Apr. 20th, 2006 08:19 pm
mneme: (oldharp)
[personal profile] mneme posting in [community profile] labcats
I'm only marginally interested in narrow games/theory -- games that tell me how to limit my experience to a specific desired one, theory that tries to cut everything up and put it into a box.

Nor am I all that interested in games that try to sell me on a type of fun I'm not already interested in, especially when they claim it's what I'm already doing.

What I'm mostly interested in is theory that tells me how my fun works, and which offers ideas on how that fun could be expanded and varied. And systems which do this -- which structure mostly-freeform in novel ways without interfering more than necessarily with the structure of play, or which provide an interesting framework in which to develop a freeform game, or which offer a solution to a problem in a freeform-compatable way.

Ideas that interest me:

GMless games: one problem with a GMed freeform is that you're not always up for running. It would be nice to have some ways to share around the work while keeping things comfy. (I'm not, however, interested in either mechanics that make sure everyone's comfy with a decision before it goes forward or ones that provide a way to resolve every concievable player-conflict.

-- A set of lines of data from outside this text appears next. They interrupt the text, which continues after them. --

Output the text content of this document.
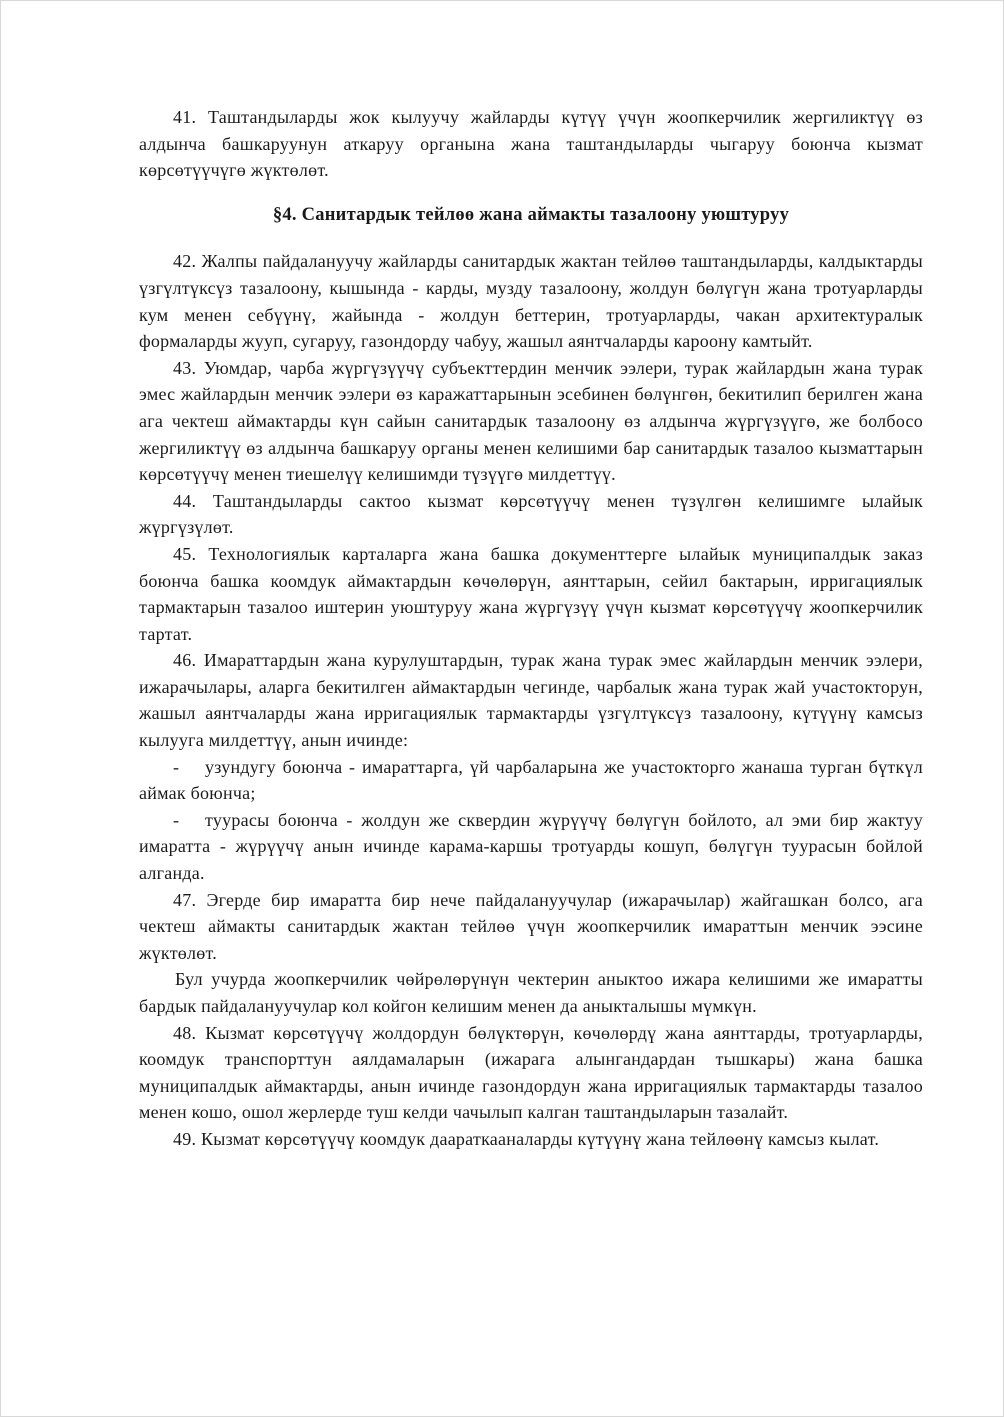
41. Таштандыларды жок кылуучу жайларды күтүү үчүн жоопкерчилик жергиликтүү өз алдынча башкаруунун аткаруу органына жана таштандыларды чыгаруу боюнча кызмат көрсөтүүчүгө жүктөлөт.

§4. Санитардык тейлөө жана аймакты тазалоону уюштуруу

42. Жалпы пайдалануучу жайларды санитардык жактан тейлөө таштандыларды, калдыктарды үзгүлтүксүз тазалоону, кышында - карды, музду тазалоону, жолдун бөлүгүн жана тротуарларды кум менен себүүнү, жайында - жолдун беттерин, тротуарларды, чакан архитектуралык формаларды жууп, сугаруу, газондорду чабуу, жашыл аянтчаларды кароону камтыйт.

43. Уюмдар, чарба жүргүзүүчү субъекттердин менчик ээлери, турак жайлардын жана турак эмес жайлардын менчик ээлери өз каражаттарынын эсебинен бөлүнгөн, бекитилип берилген жана ага чектеш аймактарды күн сайын санитардык тазалоону өз алдынча жүргүзүүгө, же болбосо жергиликтүү өз алдынча башкаруу органы менен келишими бар санитардык тазалоо кызматтарын көрсөтүүчү менен тиешелүү келишимди түзүүгө милдеттүү.

44. Таштандыларды сактоо кызмат көрсөтүүчү менен түзүлгөн келишимге ылайык жүргүзүлөт.

45. Технологиялык карталарга жана башка документтерге ылайык муниципалдык заказ боюнча башка коомдук аймактардын көчөлөрүн, аянттарын, сейил бактарын, ирригациялык тармактарын тазалоо иштерин уюштуруу жана жүргүзүү үчүн кызмат көрсөтүүчү жоопкерчилик тартат.

46. Имараттардын жана курулуштардын, турак жана турак эмес жайлардын менчик ээлери, ижарачылары, аларга бекитилген аймактардын чегинде, чарбалык жана турак жай участокторун, жашыл аянтчаларды жана ирригациялык тармактарды үзгүлтүксүз тазалоону, күтүүнү камсыз кылууга милдеттүү, анын ичинде:

- узундугу боюнча - имараттарга, үй чарбаларына же участокторго жанаша турган бүткүл аймак боюнча;

- туурасы боюнча - жолдун же сквердин жүрүүчү бөлүгүн бойлото, ал эми бир жактуу имаратта - жүрүүчү анын ичинде карама-каршы тротуарды кошуп, бөлүгүн туурасын бойлой алганда.

47. Эгерде бир имаратта бир нече пайдалануучулар (ижарачылар) жайгашкан болсо, ага чектеш аймакты санитардык жактан тейлөө үчүн жоопкерчилик имараттын менчик ээсине жүктөлөт.

Бул учурда жоопкерчилик чөйрөлөрүнүн чектерин аныктоо ижара келишими же имаратты бардык пайдалануучулар кол койгон келишим менен да аныкталышы мүмкүн.

48. Кызмат көрсөтүүчү жолдордун бөлүктөрүн, көчөлөрдү жана аянттарды, тротуарларды, коомдук транспорттун аялдамаларын (ижарага алынгандардан тышкары) жана башка муниципалдык аймактарды, анын ичинде газондордун жана ирригациялык тармактарды тазалоо менен кошо, ошол жерлерде туш келди чачылып калган таштандыларын тазалайт.

49. Кызмат көрсөтүүчү коомдук даараткааналарды күтүүнү жана тейлөөнү камсыз кылат.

And I don't want to force adversity into a game, or conflict into every scene -- in-character conversations are fun!)

Analysis of how scenes start and end. (However, I don't want hard rules about this, like "players take turns starting scenes," or "a scene ends when its out of conflicts")

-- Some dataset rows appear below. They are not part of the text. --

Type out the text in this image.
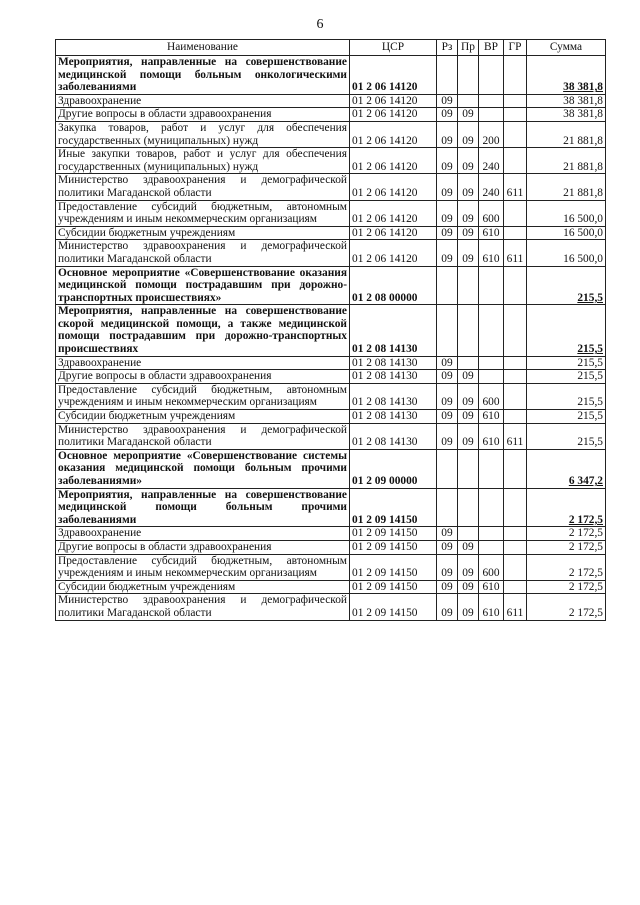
6
Наименование	ЦСР	Рз	Пр	ВР	ГР	Сумма
Мероприятия, направленные на совершенствование медицинской помощи больным онкологическими заболеваниями	01 2 06 14120					38 381,8
Здравоохранение	01 2 06 14120	09				38 381,8
Другие вопросы в области здравоохранения	01 2 06 14120	09	09			38 381,8
Закупка товаров, работ и услуг для обеспечения государственных (муниципальных) нужд	01 2 06 14120	09	09	200		21 881,8
Иные закупки товаров, работ и услуг для обеспечения государственных (муниципальных) нужд	01 2 06 14120	09	09	240		21 881,8
Министерство здравоохранения и демографической политики Магаданской области	01 2 06 14120	09	09	240	611	21 881,8
Предоставление субсидий бюджетным, автономным учреждениям и иным некоммерческим организациям	01 2 06 14120	09	09	600		16 500,0
Субсидии бюджетным учреждениям	01 2 06 14120	09	09	610		16 500,0
Министерство здравоохранения и демографической политики Магаданской области	01 2 06 14120	09	09	610	611	16 500,0
Основное мероприятие «Совершенствование оказания медицинской помощи пострадавшим при дорожно-транспортных происшествиях»	01 2 08 00000					215,5
Мероприятия, направленные на совершенствование скорой медицинской помощи, а также медицинской помощи пострадавшим при дорожно-транспортных происшествиях	01 2 08 14130					215,5
Здравоохранение	01 2 08 14130	09				215,5
Другие вопросы в области здравоохранения	01 2 08 14130	09	09			215,5
Предоставление субсидий бюджетным, автономным учреждениям и иным некоммерческим организациям	01 2 08 14130	09	09	600		215,5
Субсидии бюджетным учреждениям	01 2 08 14130	09	09	610		215,5
Министерство здравоохранения и демографической политики Магаданской области	01 2 08 14130	09	09	610	611	215,5
Основное мероприятие «Совершенствование системы оказания медицинской помощи больным прочими заболеваниями»	01 2 09 00000					6 347,2
Мероприятия, направленные на совершенствование медицинской помощи больным прочими заболеваниями	01 2 09 14150					2 172,5
Здравоохранение	01 2 09 14150	09				2 172,5
Другие вопросы в области здравоохранения	01 2 09 14150	09	09			2 172,5
Предоставление субсидий бюджетным, автономным учреждениям и иным некоммерческим организациям	01 2 09 14150	09	09	600		2 172,5
Субсидии бюджетным учреждениям	01 2 09 14150	09	09	610		2 172,5
Министерство здравоохранения и демографической политики Магаданской области	01 2 09 14150	09	09	610	611	2 172,5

Why are my favorite games (OTE, Everway) so good for freeform? Sure, part of it is that there's not much there, and part is the slide -- in OTE, you can roll on every blow, once for an entire conflict...or you coud not roll at all. Is that all?

The thing is, I'm an invertate gamer. I enjoy board and card games, roleplaying games, fencing, and even some computer games. I'll try anything. But that doesn't mean I don't have more fun with some things than others. And as much as a lot of new-nar games are interesting and have interesting things to say, they're not good games, from my perspective, crowding out the fun parts of gaming for...other fun parts, and filling up the inner spaces with tons of glue.

I don't want every game to be a clone of OTE (far from it; one reason I've mostly ignored the Window and Risus). But I'd like to try more games whose primary advantage is doing what OTE already does well -- just differently, or who do some things that OTE can't do well (frex: gradual but constant character advancement) without losing the key features of OTE that make it a non-pareil freeform-player's game.